Pero, mientras lidia con su hija, Sol (Renata Lerman, hija del realizador) que no quiere presentarse al examen de ingreso de un exigente colegio (que no se nombra, pero todos imaginamos cuál puede ser), se sorprende al ver que su ex mujer, Mariela (una poco utilizada Bárbara Lennie) parece tener su vida mucho más reencauzada que él y se pone nervioso por lo poco que su padre parece ocuparse de su delicada salud, Lucio se topa con una situación que lo obliga a cambiar de eje. Un día llega la policía a la escuela, más precisamente a su aula, y se lleva detenidos a algunos de sus alumnos por vender drogas allí.
La noticia genera un previsible caos en el mundo escolar, barrial y hasta en algunos medios de comunicación. Y Lucio se ve en la encrucijada de averiguar, investigar y, en lo posible tratar de ayudar a uno de sus alumnos, llamado Dilan (Lucas Arrúa), a quien la situación lo pone en conflicto directo con un «narco» de la zona (Agustín Rittano). Con la colaboración de Clara, otra profesora del colegio (María Merlino), y pese a la oposición de Amalia, la directora del establecimiento (Rita Cortese), Lucio empieza a enredarse en una complicada trama que se conecta con intereses políticos de la zona y que, por su presencia como figura relevante en el trabajo social del barrio, involucra también a su padre.

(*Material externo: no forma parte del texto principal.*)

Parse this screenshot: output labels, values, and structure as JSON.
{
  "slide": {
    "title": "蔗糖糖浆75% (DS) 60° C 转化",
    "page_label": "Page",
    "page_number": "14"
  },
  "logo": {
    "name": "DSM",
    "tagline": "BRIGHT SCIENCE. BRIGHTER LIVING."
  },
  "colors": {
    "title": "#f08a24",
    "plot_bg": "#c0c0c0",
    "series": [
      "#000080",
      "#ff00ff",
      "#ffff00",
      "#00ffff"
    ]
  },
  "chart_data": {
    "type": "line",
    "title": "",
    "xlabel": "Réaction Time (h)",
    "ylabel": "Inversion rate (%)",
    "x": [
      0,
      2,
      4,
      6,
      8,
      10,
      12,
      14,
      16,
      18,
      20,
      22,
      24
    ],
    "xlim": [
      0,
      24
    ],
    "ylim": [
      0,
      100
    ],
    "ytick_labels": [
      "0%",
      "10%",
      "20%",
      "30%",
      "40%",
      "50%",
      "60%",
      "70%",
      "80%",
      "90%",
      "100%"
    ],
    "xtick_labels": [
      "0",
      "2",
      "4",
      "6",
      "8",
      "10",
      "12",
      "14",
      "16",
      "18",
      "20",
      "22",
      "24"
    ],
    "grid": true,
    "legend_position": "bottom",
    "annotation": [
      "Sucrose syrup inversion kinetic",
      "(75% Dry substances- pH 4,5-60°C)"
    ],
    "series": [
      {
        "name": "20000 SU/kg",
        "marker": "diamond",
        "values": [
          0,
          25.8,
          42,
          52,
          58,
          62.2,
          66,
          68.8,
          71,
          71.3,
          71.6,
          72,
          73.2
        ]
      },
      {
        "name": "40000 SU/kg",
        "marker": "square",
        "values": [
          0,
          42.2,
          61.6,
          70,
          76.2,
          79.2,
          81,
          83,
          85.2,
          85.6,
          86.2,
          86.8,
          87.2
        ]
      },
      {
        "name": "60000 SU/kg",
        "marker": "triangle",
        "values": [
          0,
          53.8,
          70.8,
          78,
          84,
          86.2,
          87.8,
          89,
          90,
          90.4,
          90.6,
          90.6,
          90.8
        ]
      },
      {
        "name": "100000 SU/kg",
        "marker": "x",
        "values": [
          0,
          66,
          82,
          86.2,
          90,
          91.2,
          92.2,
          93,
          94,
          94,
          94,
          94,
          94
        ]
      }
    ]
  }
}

EL SUPLENTE, en un estilo que recuerda al de algunas películas de Laurent Cantet (no es difícil pensar en ENTRE LOS MUROS al verla, en especial en las complicadas escenas del aula), lidia con una extensa serie de problemas sociales, que van desde los educativos hasta los ligados a las dificultades económicas, de las conexiones «mafiosas» a los esfuerzos de los que hacen trabajo solidario, pasando por los problemas personales de alguien como Lucio que pertenece a lo que se podría definir como una clase media venida a menos, una a la que todavía le cuesta entender del todo o conectar con personas que viven en situaciones más delicadas.
Ese es un poco el viaje de Lucio aquí, uno que lo reconecte con su lugar de origen, del que pareció salir con intenciones casi de olvidarlo pero al que le tocó regresar y, casi a su pesar, readaptarse. Minujín entiende muy bien el conflicto que atraviesa su personaje y uno ve cómo su Lucio va dejando de a poco cierto egocentrismo (hay un repetido gag ligado a los ruidos que hace al colgar un cuadro en su nuevo y despojado departamento que es evidente metáfora de esa desconexión inicial con «el otro») para pasar a ponerle el cuerpo a una situación que lo atraviesa de lleno.
Y si bien hay algo de «mesiánico» en la manera en la que su personaje funciona tratando de «salvar» a la gente que no consigue salvarse por sí sola, Lerman sabe que su lugar de narración es ese, que no le corresponde, en cierto sentido, observar las cosas de otro lado. Sus películas se apoyan en las contradicciones de esa clase media –las mismas que aparecían en películas previas suyas como UNA ESPECIE DE FAMILIA o REFUGIADO— que se mete en territorios, ambientes y problemas un tanto fuera de sus ámbitos típicos de circulación, ese recorrido que va desde una primera mirada entre desinteresada o condescendiente a una que, finalmente, entiende que el mundo es mucho más grande y complejo que lo que tenemos a mano.